While waiting for all that to happen, Strictly’s director of promotion, Bari Gossman, helped keep the label afloat financially when in 1995 she signed Planet Soul’s “Set You Free,” which sold over half a million copies in the US. The label also released a popular single by Josh Wink called “Higher State of Consciousness.” But as a businessman, Finkelstein was watching his overall bottom line. Unsure how to stabilize the company’s sporadic revenue stream, he entrusted a number of employees with signing power, with no guarantees their selections would earn out. 1996 and ’97 saw Finkelstein take on a flurry of subsidiary labels, few of them little more than vanity imprints aimed at the fans of higher-profile jocks. Pizarro was always against such deals, thinking they depleted resources and weakened the identity of the parent label. Nevertheless, the late ’90s saw niche labels like Groovalicious, Flatline, Ruckus and Waxhead pressed and distributed by Strictly, although all of them eventually flopped.
We had that label for over 16 years. When things were great, it was great, but when they got ugly, it got ugly.
Meanwhile, Pizarro strove to keep all her records moving. The Wam Due project scored big in the UK in 2000, and a Crystal Waters single, “Come On Down,” arrived in 2001. Gladys looked forward to helping Naté and Waters, the two great divas of Baltimorean house, conquer new territory – both were sterling examples of club artists who could cross over to pop without compromising a signature club sound. Strictly was also still working some solid albums, including a catalog of classic mixes and singles compilations put together by the likes of Louie Vega, Tony Humphries, Kenny “Dope” Gonzales and Todd Terry. Moreover, they had just begun a co-venture deal with Warner Brothers in 2000. From Pizarro’s perspective things were going great, but it became clear that Finkelstein was still pushing the label more and more in a pop direction, while pressuring her to find the next Reel 2 Real, or the next Planet Soul. The stress this pressure caused was becoming unbearable, but Mark was her boss and she accepted the terms of that hierarchy.

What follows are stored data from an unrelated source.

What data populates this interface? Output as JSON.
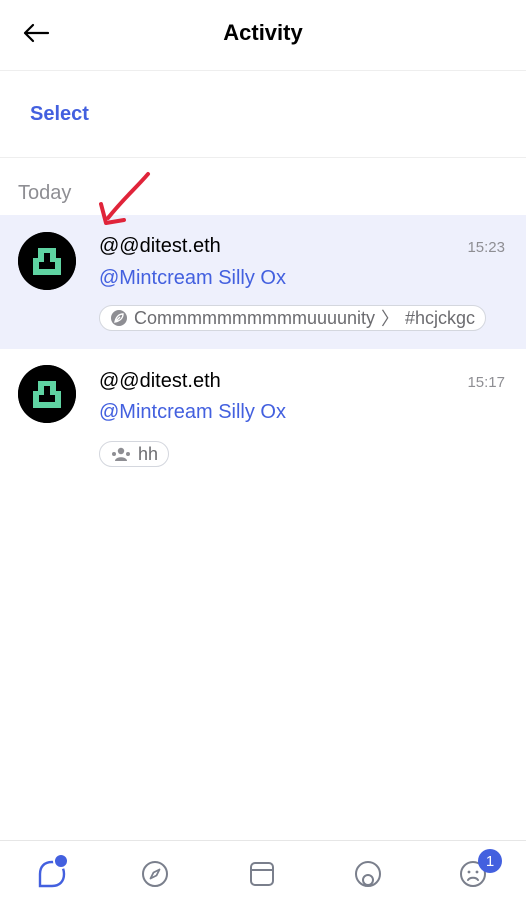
{
  "header": {
    "title": "Activity"
  },
  "toolbar": {
    "select_label": "Select"
  },
  "section": {
    "label": "Today"
  },
  "notifications": [
    {
      "author": "@@ditest.eth",
      "time": "15:23",
      "mention": "@Mintcream Silly Ox",
      "chip": {
        "community": "Commmmmmmmmmuuuunity",
        "separator": "〉",
        "channel": "#hcjckgc"
      },
      "highlighted": true
    },
    {
      "author": "@@ditest.eth",
      "time": "15:17",
      "mention": "@Mintcream Silly Ox",
      "chip": {
        "label": "hh"
      },
      "highlighted": false
    }
  ],
  "tabbar": {
    "profile_badge": "1"
  },
  "colors": {
    "accent": "#4360df",
    "highlight": "#eef0fc",
    "annotation": "#e0243a",
    "avatar_glyph": "#5fd3a2"
  }
}
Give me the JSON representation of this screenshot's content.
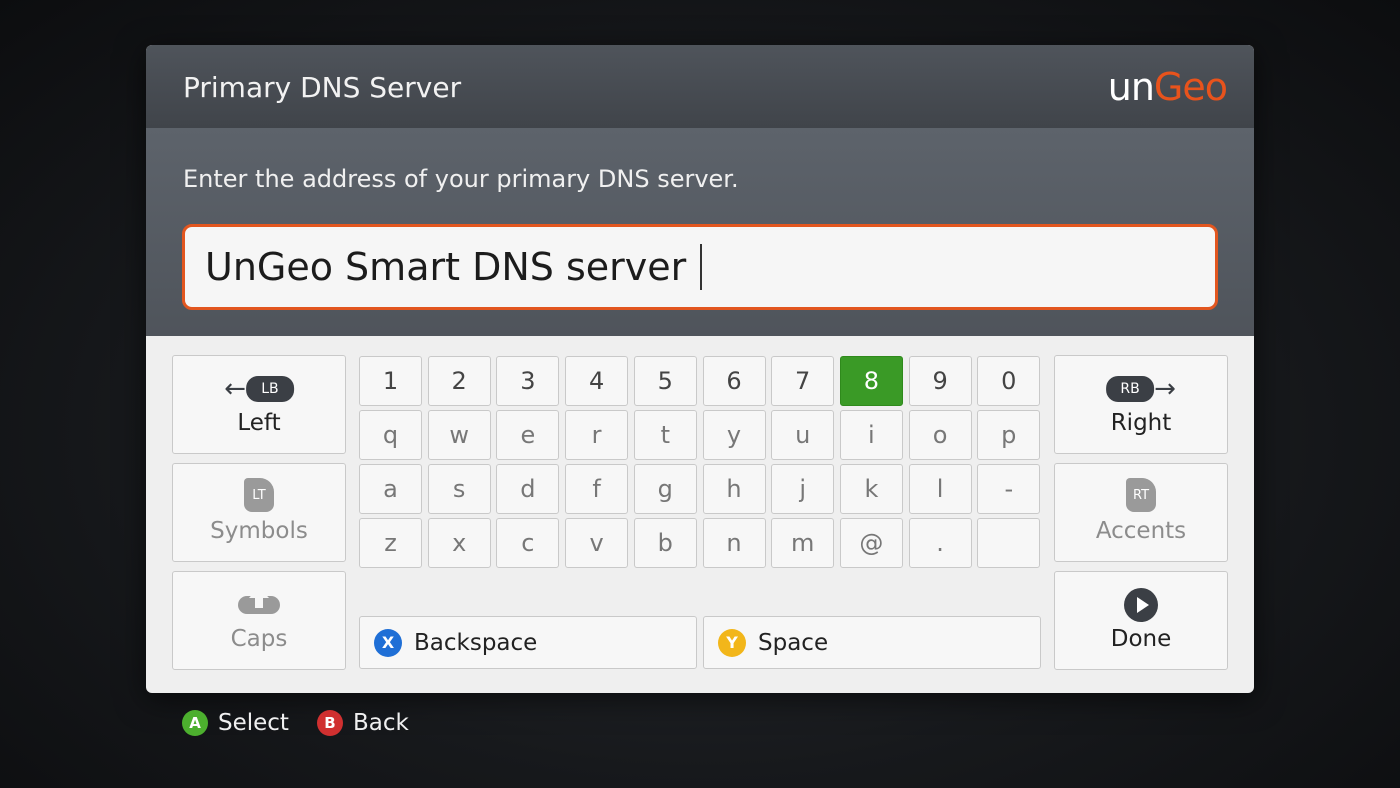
{
  "dialog": {
    "title": "Primary DNS Server",
    "logo_part1": "un",
    "logo_part2": "Geo",
    "prompt": "Enter the address of your primary DNS server.",
    "input_value": "UnGeo Smart DNS server"
  },
  "keyboard": {
    "rows": [
      [
        "1",
        "2",
        "3",
        "4",
        "5",
        "6",
        "7",
        "8",
        "9",
        "0"
      ],
      [
        "q",
        "w",
        "e",
        "r",
        "t",
        "y",
        "u",
        "i",
        "o",
        "p"
      ],
      [
        "a",
        "s",
        "d",
        "f",
        "g",
        "h",
        "j",
        "k",
        "l",
        "-"
      ],
      [
        "z",
        "x",
        "c",
        "v",
        "b",
        "n",
        "m",
        "@",
        ".",
        ""
      ]
    ],
    "selected_key": "8",
    "left": {
      "label": "Left",
      "badge": "LB"
    },
    "symbols": {
      "label": "Symbols",
      "badge": "LT"
    },
    "caps": {
      "label": "Caps"
    },
    "right": {
      "label": "Right",
      "badge": "RB"
    },
    "accents": {
      "label": "Accents",
      "badge": "RT"
    },
    "done": {
      "label": "Done"
    },
    "backspace": {
      "label": "Backspace",
      "button": "X"
    },
    "space": {
      "label": "Space",
      "button": "Y"
    }
  },
  "hints": [
    {
      "button": "A",
      "label": "Select"
    },
    {
      "button": "B",
      "label": "Back"
    }
  ],
  "colors": {
    "accent": "#e2561f",
    "selected_key": "#3a9a26",
    "button_a": "#4caf2e",
    "button_b": "#d03030",
    "button_x": "#1f6fd6",
    "button_y": "#f2b61a"
  }
}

“Remember, we had that label for over 16 years,” says Pizarro. “When things were great, it was great, but when they got ugly, it got ugly. The Titanic was sinking. Now it was do or die.”
Gladys Pizarro stayed with Strictly until they officially shut down on October 3rd, 2002. She didn’t jump ship until that last day, despite the increasing economic contraction the entire industry was feeling. For Pizarro, though, the worst part was not being able to do what she wanted to do to support records that she still believed in.
Today, Pizarro is working to complete a documentary about the DJs, producers, promoters and artists most pivotal to the 1990s underground club scene she helped create. Pizarro will also be releasing new music from Djaimin, David Anthony and Sted-E & Hybrid Heights through her New York-based digital record label, Launch, a division of Launch Entertainment. Although the basic concept behind Launch Entertainment was first announced in Billboard in 2004, it has taken until now for her to put all the autonomous parts of her business plan in place, including a music publishing company. The lag time was beneficial, as today’s marketplace is far more conducive to her entrepreneurial goals.
Never completely off the music scene, Pizarro still attends the dance parties and conferences that matter, keeping up with her global network of artists and DJ/producers. Thrilled to see the likes of Drake, Katy Perry and Kanye West sampling underground dance classics, and fully aware that public taste is also pivoting back towards the soulful house aesthetic of the ’80s and ’90s, she is prepared to build a platform for the next wave of underground club music.